A Louisiana justice of the peace refused to perform a marriage for Beth and Terence McKay.
"We've retained an attorney, and we're in the process of taking the next steps in order to make sure that (the justice of the peace) loses his job," Beth McKay told CNN's "American Morning" on Monday.
She and her husband, Terence McKay, stepped into the national spotlight when Keith Bardwell, a justice of the peace for Tangipahoa Parish's 8th Ward, refused them a license.
They ultimately got a marriage license from another justice of the peace in the same parish.
Despite a national uproar and a call by Louisiana Gov. Bobby Jindal for him to lose his license, Bardwell, 56, said he has no regrets. "It's kind of hard to apologize for something that you really and truly feel down in your heart you haven't done wrong," he told CNN affiliate WAFB on Saturday.
He insisted he is not racist and does not treat black people differently. He said he does not perform mixed-race marriages because he is concerned about the children of such marriages.
Bardwell did not return calls from CNN.
Beth McKay, 30, said she was speaking with Bardwell's wife by phone about getting a marriage license and was "shocked" to be asked whether they are an interracial couple. Watch how justice's decision shocked couple »
"She said, 'Well, what's the deal? Is he black, or are you black?' And so I answered her question, and then she just said, 'Well, we don't do interracial marriages.'"
Terence McKay, 32, told CNN, "Everyone is entitled to their own opinions, but he's absolutely wrong on all aspects of his stance." McKay added, "If it wasn't for interracial couples today, we wouldn't have our president.

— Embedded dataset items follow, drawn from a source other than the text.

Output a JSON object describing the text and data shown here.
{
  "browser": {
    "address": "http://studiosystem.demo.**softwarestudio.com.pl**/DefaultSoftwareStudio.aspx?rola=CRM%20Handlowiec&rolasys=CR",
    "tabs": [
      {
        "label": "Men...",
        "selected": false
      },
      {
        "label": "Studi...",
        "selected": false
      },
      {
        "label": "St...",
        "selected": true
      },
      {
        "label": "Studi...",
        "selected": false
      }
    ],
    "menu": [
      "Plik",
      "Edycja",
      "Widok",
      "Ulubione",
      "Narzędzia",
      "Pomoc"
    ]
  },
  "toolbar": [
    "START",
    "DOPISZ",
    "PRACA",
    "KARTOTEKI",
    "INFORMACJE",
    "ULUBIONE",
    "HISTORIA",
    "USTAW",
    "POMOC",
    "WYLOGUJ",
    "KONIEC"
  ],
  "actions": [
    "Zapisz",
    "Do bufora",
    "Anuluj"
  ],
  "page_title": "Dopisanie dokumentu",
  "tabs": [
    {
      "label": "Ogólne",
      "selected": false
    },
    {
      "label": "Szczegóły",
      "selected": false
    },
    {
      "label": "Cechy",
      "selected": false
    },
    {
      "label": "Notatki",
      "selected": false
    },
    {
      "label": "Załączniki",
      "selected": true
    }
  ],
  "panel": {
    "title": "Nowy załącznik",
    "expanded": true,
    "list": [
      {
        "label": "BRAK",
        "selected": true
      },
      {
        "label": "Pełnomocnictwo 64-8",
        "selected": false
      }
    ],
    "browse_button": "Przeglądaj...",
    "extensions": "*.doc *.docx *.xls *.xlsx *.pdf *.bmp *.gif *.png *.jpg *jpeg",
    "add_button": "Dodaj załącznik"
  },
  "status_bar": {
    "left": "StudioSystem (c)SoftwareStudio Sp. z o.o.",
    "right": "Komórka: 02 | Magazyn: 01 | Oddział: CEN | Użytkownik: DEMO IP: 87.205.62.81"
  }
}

So for him to take that outlook, that's still like 1800s or something."
"A lot of people have come up to us and said, 'You know, we're in interracial relationships as well,' not just black and white, and just encouraged us to stand up for our rights and to speak out against things like this," Beth McKay said.
The incident "caught us completely off guard," said Terence McKay, "and we're just trying to live our lives."
The National Urban League called for an investigation by the U.S. Justice Department's Civil Rights Division, saying in a statement that Bardwell's actions were "a huge step backward in social justice."
The U.S. Supreme Court tossed out race-based limitations on marriage in the landmark 1967 Loving v. Virginia case. In the unanimous decision, the court said that "Under our Constitution, the freedom to marry, or not marry, a person of another race resides with the individual and cannot be infringed by the State."